The statistics concerning the global water crisis are staggering, especially in developing countries.

  1. 1 in 9 people or roughly 783 million individuals globally are unable to obtain safe drinking water.
  2. In developing countries, one-third of all schools, as well as one-third of all health care facilities, lack safe water and adequate sanitation.
  3. According to the World Health Organization, 3,900 children globally die each day as a result of waterborne diseases.
  4. 1.8 million people die every year of diarrhoeal diseases obtained from drinking unclean water.
  5. The illnesses caused by drinking unclean water as well as the many hours a day devoted to collecting this water, take away from and severely decrease the quality of life for entire communities.
  6. According to the United Nations, by itself, Sub-Saharan Africa loses 40 billion hours per year collecting water.

These are just a few of the shocking statistics that highlight the seriousness of the global water crisis. However, by donating and investing in initiatives that are environmentally safe and cost-effective it is possible to turn back the tide of the growing global water crisis.

Students, especially girls, who no longer have to focus time and effort on collecting water, can devote more time to attending school. With the addition of safe and sanitary latrine areas, girls can also stay in school throughout their teenage years following puberty.

With access to water, food security can become a reality in developing countries. Fewer crops will be lost and schools can begin to feed their students through the use of their own gardens, which will slash costs.

Access to clean water also means clean hands which lead to healthier bodies. People can focus on ending the cycle of poverty instead of succumbing to water-related sicknesses.

Clear cut access to clean water can also help alleviate conflicts over 276 transboundary river basins. An improved understanding of proper sanitation can increase access to clean water and significantly reduce pollution through unsanitary practices such as waste dumping into these river basins.

According to The Water Project, access to clean water alone can go a long way towards breaking the cycle of poverty for millions of people. All that is needed is to act upon this knowledge.

Drusilla Gibbs

Sources: World Water Council, Water, The Water Project
Photo: Occupy For Animals

Access to clean drinking water is a worldwide problem. One billion people, or roughly 1 in 7 persons across the globe, lack access to safe water. Without potable water, these millions of people are exposed to waterborne pathogens that can cause sickness and death. Each year, waterborne pathogens make tens of millions of people sick and lead to 1.8 million deaths. And all of these are preventable.

Researchers are working on cheap and practical ways to provide safe drinking water across the globe. Ramakrishna Mallampati, an investigator at the National University of Singapore, has devised a new way to purify dirty water. By using the peels of fruits and vegetables, Mallampati believes that he can effectively and economically filter out impurities from water to make it safe to drink.
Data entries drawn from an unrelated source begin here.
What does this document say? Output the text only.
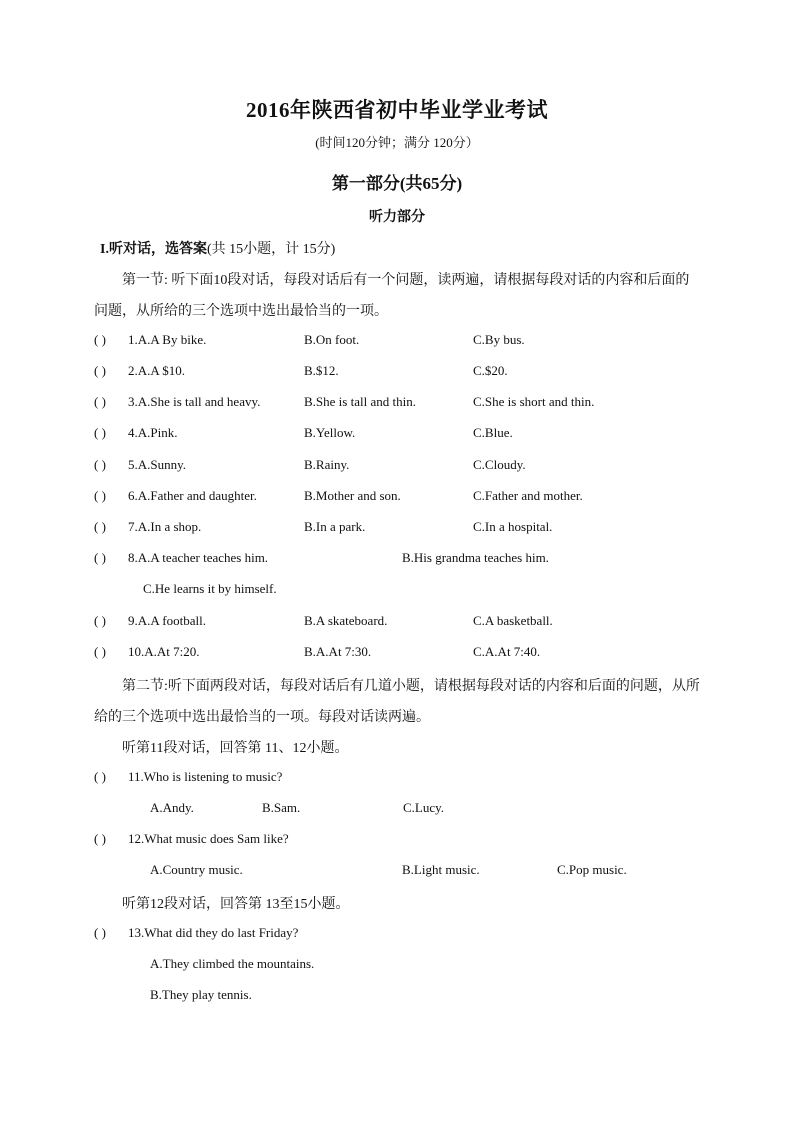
2016年陕西省初中毕业学业考试
(时间120分钟；满分 120分）
第一部分(共65分)
听力部分
I.听对话，选答案(共 15小题，计 15分)
第一节: 听下面10段对话，每段对话后有一个问题，读两遍，请根据每段对话的内容和后面的
问题，从所给的三个选项中选出最恰当的一项。
( ) 1.A.A By bike.	B.On foot.	C.By bus.
( ) 2.A.A $10.	B.$12.	C.$20.
( ) 3.A.She is tall and heavy.	B.She is tall and thin.	C.She is short and thin.
( ) 4.A.Pink.	B.Yellow.	C.Blue.
( ) 5.A.Sunny.	B.Rainy.	C.Cloudy.
( ) 6.A.Father and daughter.	B.Mother and son.	C.Father and mother.
( ) 7.A.In a shop.	B.In a park.	C.In a hospital.
( ) 8.A.A teacher teaches him.	B.His grandma teaches him.
C.He learns it by himself.
( ) 9.A.A football.	B.A skateboard.	C.A basketball.
( ) 10.A.At 7:20.	B.A.At 7:30.	C.A.At 7:40.
第二节:听下面两段对话，每段对话后有几道小题，请根据每段对话的内容和后面的问题，从所
给的三个选项中选出最恰当的一项。每段对话读两遍。
听第11段对话，回答第 11、12小题。
( ) 11.Who is listening to music?
A.Andy.	B.Sam.	C.Lucy.
( ) 12.What music does Sam like?
A.Country music.	B.Light music.	C.Pop music.
听第12段对话，回答第 13至15小题。
( ) 13.What did they do last Friday?
A.They climbed the mountains.
B.They play tennis.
The fruits and vegetables are used to purify dirty water by drawing out toxic ions and organic pollutants from liquid. Tomato peels effectively remove “dissolved organic and inorganic chemicals, dyes and pesticides, and…can also be used in large scare applications.” Tomatoes are the second most consumed vegetable in the world. With the vegetable’s widespread availability, using tomato peels to purify water could prove to be a convenient, easy, and cheap way to purify drinking water.

Like tomato peels, apple peels are also able to draw out a number of pollutants from dirty water. The peels can extract anions such as “phosphate, arsenate, arsenite, and chromate ions from aqueous solutions.” While the apple peels must first be treated with a zirconium oxide before they can effectively remove impurities from water, the wide prevalence of the fruit throughout the world means that it could also be used to treat drinking water on a large scale.

The newly designed water purification methods could prove revolutionary in the developing world. Many large scale treatment processes used in developed nations are simply inaccessible to the impoverished across the globe due to a lack of the financial capital needed to implement them. The process of purifying water by using tomato and apple peels mitigates the financial obstacle that prevents many in the developed world from having clean drinking water. Ramakrishna Mallampati hopes that by using his new purification process, those living in developing areas will be able to live healthier and more productive lives.